For the above 50 years group, the sex difference decreased. During this period, organ metabolism activity gradually slows down. Energy-supply metabolism pathways, such as fatty acids and amino acids, showed low levels. In contrast, steroidogenesis, caffeine and pyrimidine metabolism showed high levels. Higher levels of pyrimidine metabolites in the old stage have adverse effects on health (Choi & Guengerich, 2006). Additionally, several cognitive impairment-related metabolites, including acetylhistidine and steroid hormones, were found to be higher in the old population, partly contributing to the high incidence of cognitive impairment at older ages (Bressler et al., 2017).
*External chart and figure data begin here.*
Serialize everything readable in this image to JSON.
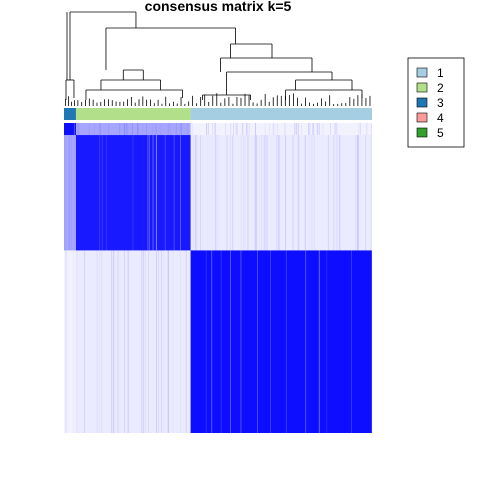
{
  "chart_data": {
    "type": "heatmap",
    "title": "consensus matrix k=5",
    "colors": {
      "high": "#0000FF",
      "low": "#FFFFFF",
      "dendrogram": "#000000"
    },
    "order": [
      3,
      2,
      1
    ],
    "class_sizes": [
      {
        "class": "1",
        "count": 182
      },
      {
        "class": "2",
        "count": 115
      },
      {
        "class": "3",
        "count": 12
      }
    ],
    "blocks": [
      {
        "rows": "3",
        "cols": "3",
        "value": 0.95
      },
      {
        "rows": "2",
        "cols": "2",
        "value": 0.9
      },
      {
        "rows": "1",
        "cols": "1",
        "value": 0.95
      },
      {
        "rows": "1",
        "cols": "2",
        "value": 0.08
      },
      {
        "rows": "2",
        "cols": "1",
        "value": 0.08
      },
      {
        "rows": "3",
        "cols": "2",
        "value": 0.35
      },
      {
        "rows": "2",
        "cols": "3",
        "value": 0.35
      },
      {
        "rows": "3",
        "cols": "1",
        "value": 0.05
      },
      {
        "rows": "1",
        "cols": "3",
        "value": 0.05
      }
    ],
    "legend": {
      "position": "right",
      "entries": [
        {
          "label": "1",
          "color": "#A6CEE3"
        },
        {
          "label": "2",
          "color": "#B2DF8A"
        },
        {
          "label": "3",
          "color": "#1F78B4"
        },
        {
          "label": "4",
          "color": "#FB9A99"
        },
        {
          "label": "5",
          "color": "#33A02C"
        }
      ]
    }
  }
}
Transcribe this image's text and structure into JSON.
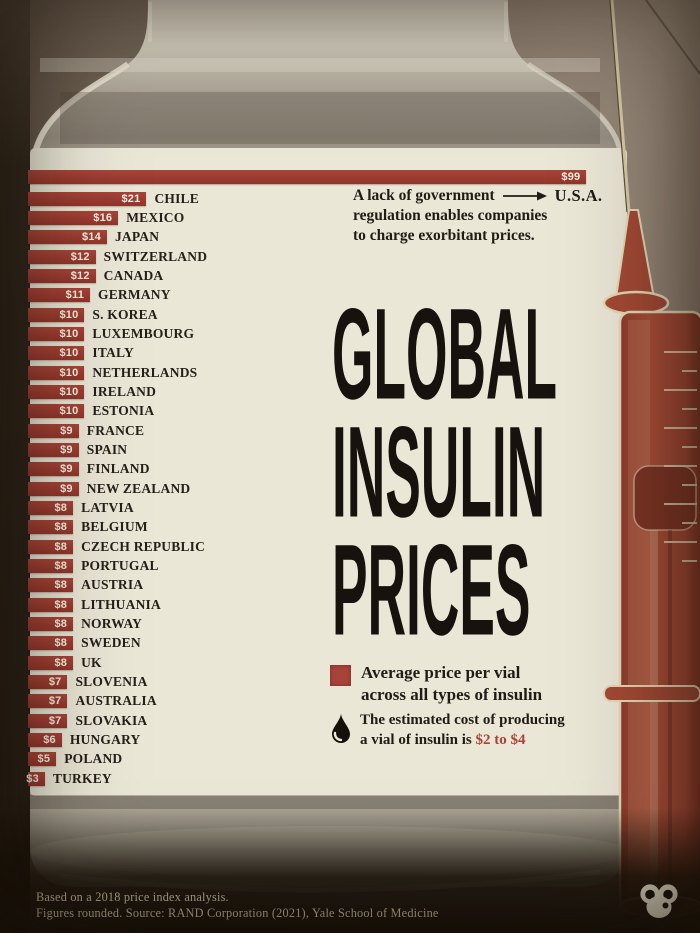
{
  "title": {
    "line1": "GLOBAL",
    "line2": "INSULIN",
    "line3": "PRICES"
  },
  "annotation": {
    "line1": "A lack of government",
    "line2": "regulation enables companies",
    "line3": "to charge exorbitant prices.",
    "target": "U.S.A."
  },
  "legend": {
    "avg": {
      "line1": "Average price per vial",
      "line2": "across all types of insulin"
    },
    "cost": {
      "line1": "The estimated cost of producing",
      "line2_prefix": "a vial of insulin is ",
      "line2_highlight": "$2 to $4"
    }
  },
  "footer": {
    "line1": "Based on a 2018 price index analysis.",
    "line2": "Figures rounded. Source: RAND Corporation (2021), Yale School of Medicine"
  },
  "colors": {
    "bar_red_hi": "#a8453a",
    "bar_red_lo": "#92352a",
    "accent_red": "#a8433a",
    "label_cream": "#ebe7d7",
    "syringe_red": "#a34a36",
    "syringe_outline": "#e6d8b6",
    "ink": "#211b16",
    "footer_text": "#d5caae",
    "logo_cream": "#efe8d4"
  },
  "logo": "bored-panda-logo",
  "chart_data": {
    "type": "bar",
    "orientation": "horizontal",
    "title": "Global Insulin Prices",
    "subtitle": "Average price per vial across all types of insulin (USD)",
    "production_cost_note": "The estimated cost of producing a vial of insulin is $2 to $4",
    "source": "RAND Corporation (2021), Yale School of Medicine",
    "basis": "Based on a 2018 price index analysis. Figures rounded.",
    "xlim": [
      0,
      99
    ],
    "grid": false,
    "categories": [
      "U.S.A.",
      "Chile",
      "Mexico",
      "Japan",
      "Switzerland",
      "Canada",
      "Germany",
      "S. Korea",
      "Luxembourg",
      "Italy",
      "Netherlands",
      "Ireland",
      "Estonia",
      "France",
      "Spain",
      "Finland",
      "New Zealand",
      "Latvia",
      "Belgium",
      "Czech Republic",
      "Portugal",
      "Austria",
      "Lithuania",
      "Norway",
      "Sweden",
      "UK",
      "Slovenia",
      "Australia",
      "Slovakia",
      "Hungary",
      "Poland",
      "Turkey"
    ],
    "values": [
      99,
      21,
      16,
      14,
      12,
      12,
      11,
      10,
      10,
      10,
      10,
      10,
      10,
      9,
      9,
      9,
      9,
      8,
      8,
      8,
      8,
      8,
      8,
      8,
      8,
      8,
      7,
      7,
      7,
      6,
      5,
      3
    ],
    "value_prefix": "$"
  }
}
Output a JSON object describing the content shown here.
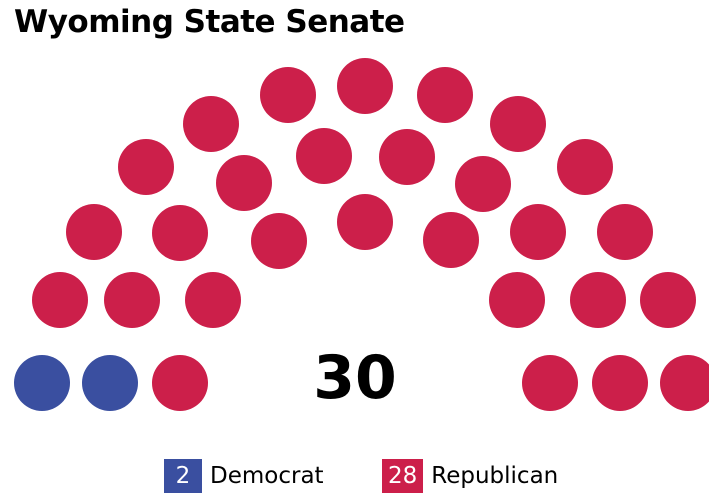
{
  "title": "Wyoming State Senate",
  "total_seats": "30",
  "colors": {
    "democrat": "#3a4fa0",
    "republican": "#cc1f4a"
  },
  "parties": [
    {
      "key": "democrat",
      "name": "Democrat",
      "seats": "2"
    },
    {
      "key": "republican",
      "name": "Republican",
      "seats": "28"
    }
  ],
  "seat_order": [
    "D",
    "D",
    "R",
    "R",
    "R",
    "R",
    "R",
    "R",
    "R",
    "R",
    "R",
    "R",
    "R",
    "R",
    "R",
    "R",
    "R",
    "R",
    "R",
    "R",
    "R",
    "R",
    "R",
    "R",
    "R",
    "R",
    "R",
    "R",
    "R",
    "R"
  ]
}
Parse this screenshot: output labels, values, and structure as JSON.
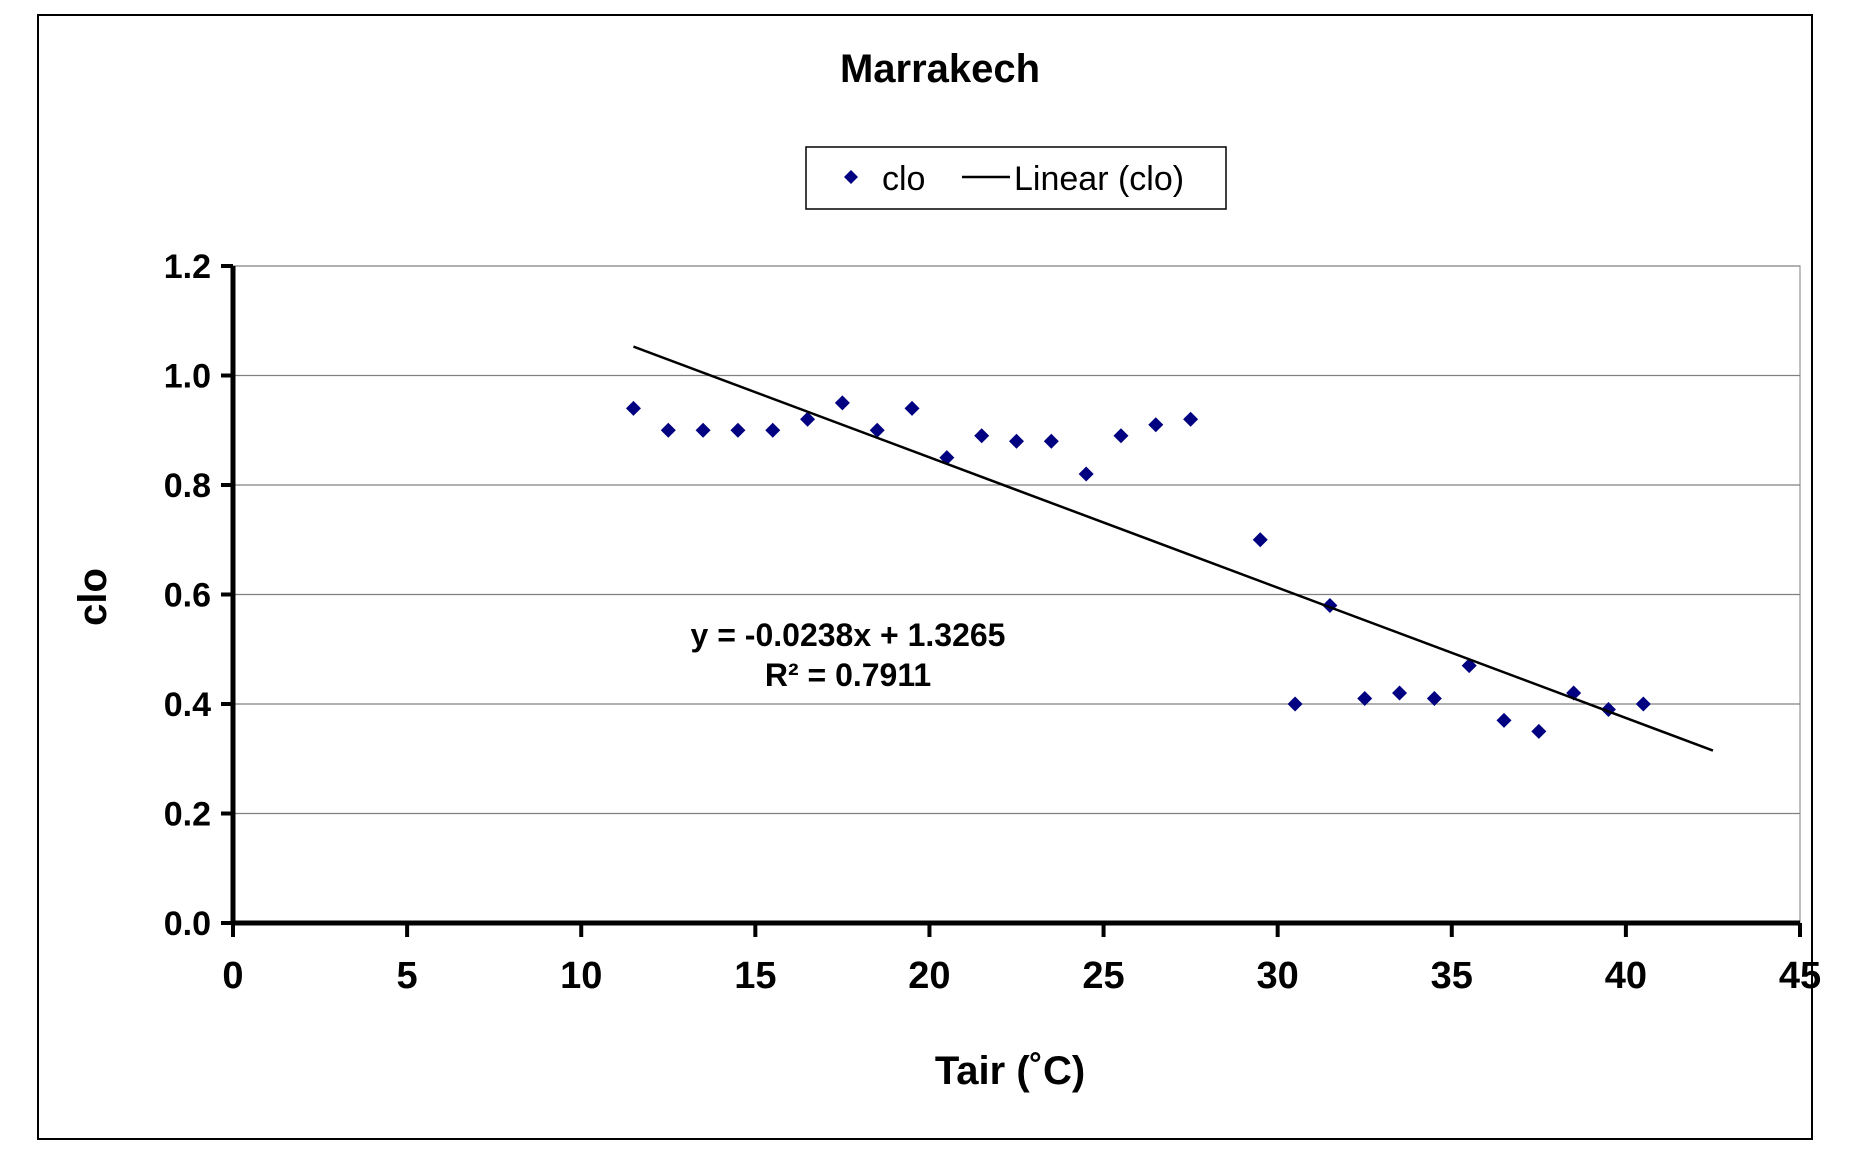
{
  "chart_data": {
    "type": "scatter",
    "title": "Marrakech",
    "xlabel": "Tair (˚C)",
    "ylabel": "clo",
    "xlim": [
      0,
      45
    ],
    "ylim": [
      0,
      1.2
    ],
    "x_ticks": [
      "0",
      "5",
      "10",
      "15",
      "20",
      "25",
      "30",
      "35",
      "40",
      "45"
    ],
    "y_ticks": [
      "0.0",
      "0.2",
      "0.4",
      "0.6",
      "0.8",
      "1.0",
      "1.2"
    ],
    "grid": "horizontal",
    "legend": {
      "position": "top-center",
      "entries": [
        "clo",
        "Linear (clo)"
      ]
    },
    "series": [
      {
        "name": "clo",
        "color": "#000080",
        "marker": "diamond",
        "points": [
          [
            11.5,
            0.94
          ],
          [
            12.5,
            0.9
          ],
          [
            13.5,
            0.9
          ],
          [
            14.5,
            0.9
          ],
          [
            15.5,
            0.9
          ],
          [
            16.5,
            0.92
          ],
          [
            17.5,
            0.95
          ],
          [
            18.5,
            0.9
          ],
          [
            19.5,
            0.94
          ],
          [
            20.5,
            0.85
          ],
          [
            21.5,
            0.89
          ],
          [
            22.5,
            0.88
          ],
          [
            23.5,
            0.88
          ],
          [
            24.5,
            0.82
          ],
          [
            25.5,
            0.89
          ],
          [
            26.5,
            0.91
          ],
          [
            27.5,
            0.92
          ],
          [
            29.5,
            0.7
          ],
          [
            30.5,
            0.4
          ],
          [
            31.5,
            0.58
          ],
          [
            32.5,
            0.41
          ],
          [
            33.5,
            0.42
          ],
          [
            34.5,
            0.41
          ],
          [
            35.5,
            0.47
          ],
          [
            36.5,
            0.37
          ],
          [
            37.5,
            0.35
          ],
          [
            38.5,
            0.42
          ],
          [
            39.5,
            0.39
          ],
          [
            40.5,
            0.4
          ]
        ]
      }
    ],
    "trendline": {
      "name": "Linear (clo)",
      "color": "#000000",
      "slope": -0.0238,
      "intercept": 1.3265,
      "x_range": [
        11.5,
        42.5
      ],
      "equation": "y = -0.0238x + 1.3265",
      "r_squared": "R² = 0.7911"
    }
  }
}
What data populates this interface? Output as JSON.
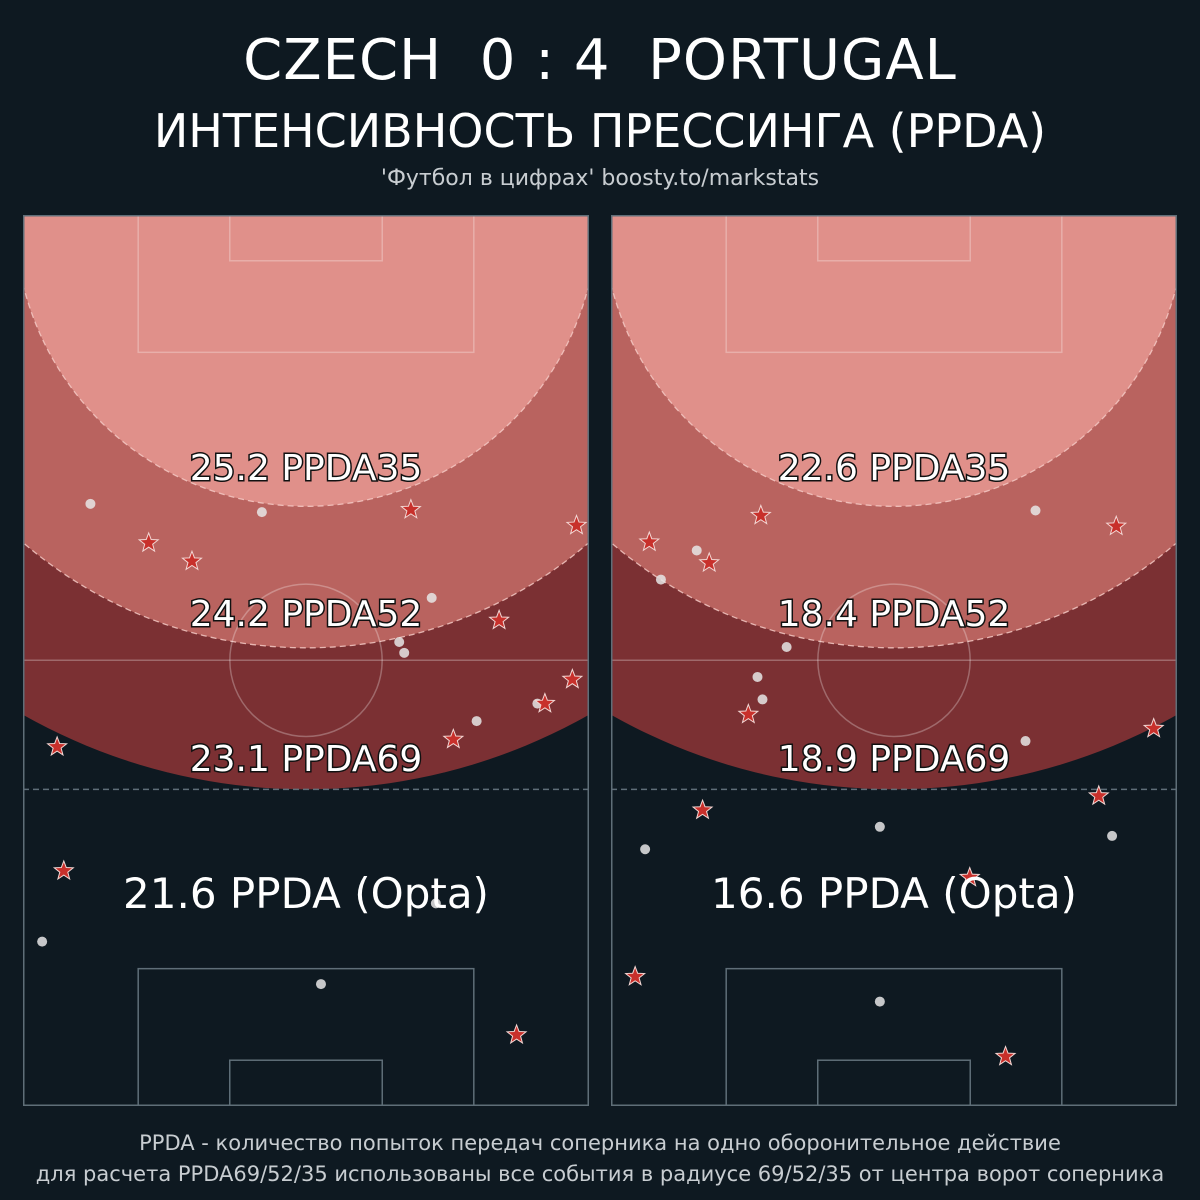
{
  "header": {
    "title": "CZECH  0 : 4  PORTUGAL",
    "subtitle": "ИНТЕНСИВНОСТЬ ПРЕССИНГА (PPDA)",
    "credit": "'Футбол в цифрах' boosty.to/markstats"
  },
  "footer": {
    "line1": "PPDA - количество попыток передач соперника на одно оборонительное действие",
    "line2": "для расчета PPDA69/52/35 использованы все события в радиусе 69/52/35 от центра ворот соперника"
  },
  "colors": {
    "background": "#0e1921",
    "zone35": "#e0908a",
    "zone52": "#b9635f",
    "zone69": "#7b3033",
    "star": "#c8302b",
    "dot": "#e6e6e6"
  },
  "chart_data": [
    {
      "type": "scatter",
      "panel": "left",
      "ppda_labels": {
        "ppda35": "25.2 PPDA35",
        "ppda52": "24.2 PPDA52",
        "ppda69": "23.1 PPDA69",
        "opta": "21.6 PPDA (Opta)"
      },
      "ppda_values": {
        "ppda35": 25.2,
        "ppda52": 24.2,
        "ppda69": 23.1,
        "opta": 21.6
      },
      "stars": [
        {
          "x": 59.3,
          "y": 98.5
        },
        {
          "x": 4.9,
          "y": 78.8
        },
        {
          "x": 4.1,
          "y": 63.9
        },
        {
          "x": 51.7,
          "y": 63.0
        },
        {
          "x": 62.7,
          "y": 58.7
        },
        {
          "x": 66.0,
          "y": 55.8
        },
        {
          "x": 57.2,
          "y": 48.7
        },
        {
          "x": 20.3,
          "y": 41.6
        },
        {
          "x": 15.1,
          "y": 39.4
        },
        {
          "x": 46.6,
          "y": 35.4
        },
        {
          "x": 66.5,
          "y": 37.3
        }
      ],
      "dots": [
        {
          "x": 2.3,
          "y": 87.3
        },
        {
          "x": 35.8,
          "y": 92.4
        },
        {
          "x": 49.6,
          "y": 82.7
        },
        {
          "x": 54.5,
          "y": 60.8
        },
        {
          "x": 61.8,
          "y": 58.7
        },
        {
          "x": 45.8,
          "y": 52.6
        },
        {
          "x": 45.2,
          "y": 51.3
        },
        {
          "x": 49.1,
          "y": 46.0
        },
        {
          "x": 8.1,
          "y": 34.7
        },
        {
          "x": 28.7,
          "y": 35.7
        }
      ]
    },
    {
      "type": "scatter",
      "panel": "right",
      "ppda_labels": {
        "ppda35": "22.6 PPDA35",
        "ppda52": "18.4 PPDA52",
        "ppda69": "18.9 PPDA69",
        "opta": "16.6 PPDA (Opta)"
      },
      "ppda_values": {
        "ppda35": 22.6,
        "ppda52": 18.4,
        "ppda69": 18.9,
        "opta": 16.6
      },
      "stars": [
        {
          "x": 47.4,
          "y": 101.1
        },
        {
          "x": 2.9,
          "y": 91.5
        },
        {
          "x": 43.1,
          "y": 79.6
        },
        {
          "x": 11.0,
          "y": 71.5
        },
        {
          "x": 58.6,
          "y": 69.8
        },
        {
          "x": 65.2,
          "y": 61.7
        },
        {
          "x": 16.5,
          "y": 60.0
        },
        {
          "x": 11.8,
          "y": 41.8
        },
        {
          "x": 4.6,
          "y": 39.3
        },
        {
          "x": 18.0,
          "y": 36.1
        },
        {
          "x": 60.7,
          "y": 37.4
        }
      ],
      "dots": [
        {
          "x": 32.3,
          "y": 94.5
        },
        {
          "x": 4.1,
          "y": 76.2
        },
        {
          "x": 32.3,
          "y": 73.5
        },
        {
          "x": 60.2,
          "y": 74.6
        },
        {
          "x": 49.8,
          "y": 63.2
        },
        {
          "x": 18.2,
          "y": 58.2
        },
        {
          "x": 17.6,
          "y": 55.5
        },
        {
          "x": 21.1,
          "y": 51.9
        },
        {
          "x": 6.0,
          "y": 43.8
        },
        {
          "x": 10.3,
          "y": 40.3
        },
        {
          "x": 51.0,
          "y": 35.5
        }
      ]
    }
  ]
}
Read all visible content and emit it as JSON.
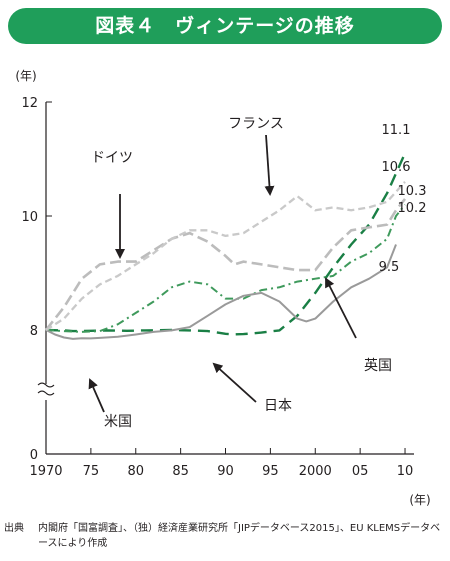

In conclusion, a comprehensive view of human metabolism status across the life span was provided in the present study. To our knowledge, this is the first systematic study to analyze metabolism characterization based on a population across a considerable age range. This study showed that sex differences existed from early life stages, and these differences were much smaller than those in adults. Age is another recognized confounder. Metabolism characteristics for each age group could reflect the metabolism status during different life stages and possibly contribute to some age-dependent disease incidences. Our present study would be helpful to understand the age- and sex-dependent metabolism differences, which will be a critical component for the development of metabolomics-based systems biology as a population screening and precision medicine research. The raw data is available at ProteomeXchange: PXD034390.
Additionally, several limitations still exist and need to be further validated in the future. First, urine samples of children and adults were collected from two different hospitals. Although sampling operation is strictly controlled, multi-center effects is unavoidable. Thus, data from two centers were analyzed individually. Second, in the children population, each stage could show specific features for their rapid development. However, due to sample size limitations, we provided an overview of the average metabolism status over a period of 6 years. Third, the influences of diets and circadian rhythm on urine metabolomics could not be completely eliminated, though all subjects were from the same region. For future validation analysis, these influences should be systematically evaluated and analyzed.